Mais NKM va plus loin que les deux premiers. "La rencontre entre le numérique et le mouvement d'émancipation qui est en train de bouillonner" va transformer la société, avec l'effacement progressif du salariat au profit du travail indépendant. D'où la nécessité de "se réorganiser, de fixer de nouvelles règles du jeu".

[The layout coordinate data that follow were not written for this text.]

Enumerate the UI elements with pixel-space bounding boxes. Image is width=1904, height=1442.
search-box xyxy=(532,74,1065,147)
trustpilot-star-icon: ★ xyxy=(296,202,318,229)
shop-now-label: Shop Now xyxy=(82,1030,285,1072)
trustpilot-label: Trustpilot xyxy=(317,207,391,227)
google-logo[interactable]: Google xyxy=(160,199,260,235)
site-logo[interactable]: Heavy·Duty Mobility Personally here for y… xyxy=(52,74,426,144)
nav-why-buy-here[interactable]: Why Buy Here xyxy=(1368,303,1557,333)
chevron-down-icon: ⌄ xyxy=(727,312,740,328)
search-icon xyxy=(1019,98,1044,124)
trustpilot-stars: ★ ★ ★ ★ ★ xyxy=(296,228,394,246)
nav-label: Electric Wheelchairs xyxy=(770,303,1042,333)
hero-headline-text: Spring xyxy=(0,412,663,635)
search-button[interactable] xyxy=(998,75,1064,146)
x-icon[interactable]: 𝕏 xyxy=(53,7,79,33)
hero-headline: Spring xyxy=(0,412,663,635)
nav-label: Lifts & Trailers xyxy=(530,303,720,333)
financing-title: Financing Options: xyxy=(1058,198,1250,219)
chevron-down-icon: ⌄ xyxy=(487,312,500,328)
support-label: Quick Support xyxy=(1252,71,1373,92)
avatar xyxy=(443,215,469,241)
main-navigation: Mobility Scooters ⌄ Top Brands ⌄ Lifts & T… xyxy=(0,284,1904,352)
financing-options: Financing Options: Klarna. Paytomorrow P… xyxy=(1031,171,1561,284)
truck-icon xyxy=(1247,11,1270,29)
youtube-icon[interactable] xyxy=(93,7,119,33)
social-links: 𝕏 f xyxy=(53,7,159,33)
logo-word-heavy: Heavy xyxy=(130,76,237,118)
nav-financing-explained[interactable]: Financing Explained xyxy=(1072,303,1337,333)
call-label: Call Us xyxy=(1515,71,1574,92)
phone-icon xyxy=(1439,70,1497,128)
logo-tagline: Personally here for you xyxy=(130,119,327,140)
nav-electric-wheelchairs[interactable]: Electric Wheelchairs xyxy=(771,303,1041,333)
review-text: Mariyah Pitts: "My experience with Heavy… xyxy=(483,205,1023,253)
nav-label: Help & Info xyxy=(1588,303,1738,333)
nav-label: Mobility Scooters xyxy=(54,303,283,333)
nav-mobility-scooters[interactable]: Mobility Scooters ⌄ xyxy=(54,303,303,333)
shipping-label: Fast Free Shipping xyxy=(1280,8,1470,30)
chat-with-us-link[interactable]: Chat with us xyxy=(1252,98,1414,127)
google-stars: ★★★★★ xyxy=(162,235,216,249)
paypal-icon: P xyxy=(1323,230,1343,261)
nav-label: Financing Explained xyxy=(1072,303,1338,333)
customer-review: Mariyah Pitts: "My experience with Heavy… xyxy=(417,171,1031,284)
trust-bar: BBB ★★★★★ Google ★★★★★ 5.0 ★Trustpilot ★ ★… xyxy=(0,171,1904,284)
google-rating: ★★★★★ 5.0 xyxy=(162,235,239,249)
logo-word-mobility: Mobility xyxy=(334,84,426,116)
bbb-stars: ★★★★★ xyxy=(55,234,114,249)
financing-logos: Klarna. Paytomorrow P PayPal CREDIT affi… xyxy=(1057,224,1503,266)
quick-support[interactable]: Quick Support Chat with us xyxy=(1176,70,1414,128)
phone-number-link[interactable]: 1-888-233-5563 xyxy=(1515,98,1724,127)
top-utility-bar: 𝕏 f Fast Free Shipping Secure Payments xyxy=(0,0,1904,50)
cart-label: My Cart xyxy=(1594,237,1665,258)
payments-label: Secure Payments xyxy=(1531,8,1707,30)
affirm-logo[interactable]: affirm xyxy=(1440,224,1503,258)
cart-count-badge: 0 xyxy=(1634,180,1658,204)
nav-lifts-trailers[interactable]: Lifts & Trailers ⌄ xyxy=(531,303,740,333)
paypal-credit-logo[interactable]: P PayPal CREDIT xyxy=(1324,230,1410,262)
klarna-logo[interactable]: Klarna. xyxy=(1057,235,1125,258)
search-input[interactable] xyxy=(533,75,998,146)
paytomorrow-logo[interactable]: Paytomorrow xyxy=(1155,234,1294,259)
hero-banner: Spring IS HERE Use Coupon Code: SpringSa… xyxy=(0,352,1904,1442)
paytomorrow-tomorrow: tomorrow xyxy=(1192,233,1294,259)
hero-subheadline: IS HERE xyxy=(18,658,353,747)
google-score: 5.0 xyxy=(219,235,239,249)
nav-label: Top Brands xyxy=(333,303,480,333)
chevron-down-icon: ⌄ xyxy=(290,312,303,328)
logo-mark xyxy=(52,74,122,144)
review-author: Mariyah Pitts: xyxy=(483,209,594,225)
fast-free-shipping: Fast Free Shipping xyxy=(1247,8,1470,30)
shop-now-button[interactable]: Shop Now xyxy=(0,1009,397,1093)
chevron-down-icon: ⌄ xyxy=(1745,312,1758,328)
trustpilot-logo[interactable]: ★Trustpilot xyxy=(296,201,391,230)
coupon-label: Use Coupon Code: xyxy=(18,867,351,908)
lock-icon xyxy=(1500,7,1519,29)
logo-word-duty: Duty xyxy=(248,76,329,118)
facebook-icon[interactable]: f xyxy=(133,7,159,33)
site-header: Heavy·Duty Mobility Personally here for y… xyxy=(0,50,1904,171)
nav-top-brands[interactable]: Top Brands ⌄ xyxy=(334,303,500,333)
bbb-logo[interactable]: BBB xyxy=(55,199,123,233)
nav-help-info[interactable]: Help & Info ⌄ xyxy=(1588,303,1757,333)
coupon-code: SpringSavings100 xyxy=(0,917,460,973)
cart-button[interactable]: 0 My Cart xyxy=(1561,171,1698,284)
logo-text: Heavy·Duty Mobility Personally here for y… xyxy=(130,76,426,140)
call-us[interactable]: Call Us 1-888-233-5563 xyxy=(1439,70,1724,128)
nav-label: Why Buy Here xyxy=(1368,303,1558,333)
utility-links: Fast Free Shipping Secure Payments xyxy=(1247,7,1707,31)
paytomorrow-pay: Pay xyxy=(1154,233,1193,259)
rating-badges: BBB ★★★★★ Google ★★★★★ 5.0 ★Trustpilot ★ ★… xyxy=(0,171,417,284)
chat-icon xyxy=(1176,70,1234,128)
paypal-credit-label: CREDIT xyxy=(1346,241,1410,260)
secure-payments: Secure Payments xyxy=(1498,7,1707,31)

Parmi ses propositions, qu'elle déclinera à nouveau mercredi soir lors d'un meeting salle Wagram à Paris (là même où s'était déroulé le deuxième débat, le 3 novembre) figure la création d'une "chambre de citoyens virtuelle, permettant à chaque Français de proposer directement une réforme". Au-dessus de 500.000 signatures en ligne, le Parlement serait tenu de débattre du texte.

Ses autres propositions sont pour elle autant d'occasions de "tirer en pleine face" sur ses concurrents. L'ex-ministre de l'Ecologie accuse Nicolas Sarkozy d'avoir renié son Grenelle de l'environnement, veut "maintenir le collège unique" et "non pas trier les enfants à dix ans", ce qui vise Bruno le Maire, et prévoit de baisser impôts et charges de 100 milliards d'euros dès le début du quinquennat, de quoi faire s'étrangler Sarkozy.

Lors de ses interventions, elle n'oublie jamais de rappeler qu'elle doit sa capacité d'adaptation à sa formation d'ingénieur (Polytechnique, puis eaux et forêts), quand plusieurs de ses concurrents sortent de l'ENA.

Pour mieux vanter sa modernité, la benjamine du scrutin (43 ans) diffuse depuis dimanche sur les réseaux sociaux une affiche décalée pour son meeting de mercredi. Sur fond de minitel, star de la bureautique des années 1980, on y lit "Certains candidats pensent que c'était mieux avant". Un concept qu'elle décline avec la photo d'un annuaire, d'une disquette ou d'une machine à écrire.

Seule femme de la compétition, la députée de l'Essonne, qui avait échoué à prendre la mairie de Paris à la socialiste Anne Hidalgo en 2014, avait imposé sa présence au terme d'un marathon l'été dernier sur les plages du littoral atlantique, à la recherche de ses parrainages. L'aide de Juppé, venu à sa rencontre à Hossegor (Landes) en lui promettant de l'aider à obtenir les précieuses signatures, a été déterminante.

Quand on lui demande quel finaliste elle soutiendra lors du duel Juppé-Sarkozy qu'annoncent les sondages pour le second tour, NKM répond: "Laissez-moi d'abord défendre mes idées."

Mais vu l'aigreur de ses échanges avec Nicolas Sarkozy lors du deuxième débat, sa préférence ne fait guère de doute. "Je ne regrette pas de t'avoir nommée ministre mais je ne suis pas sûr de le refaire", lui a lancé M. Sarkozy. "Tu n'en auras pas l'occasion", a rétorqué celle qui s'imaginerait volontiers ministre sous une éventuelle présidence Juppé, peut-être à la Défense comme le plaident certains de ses partisans.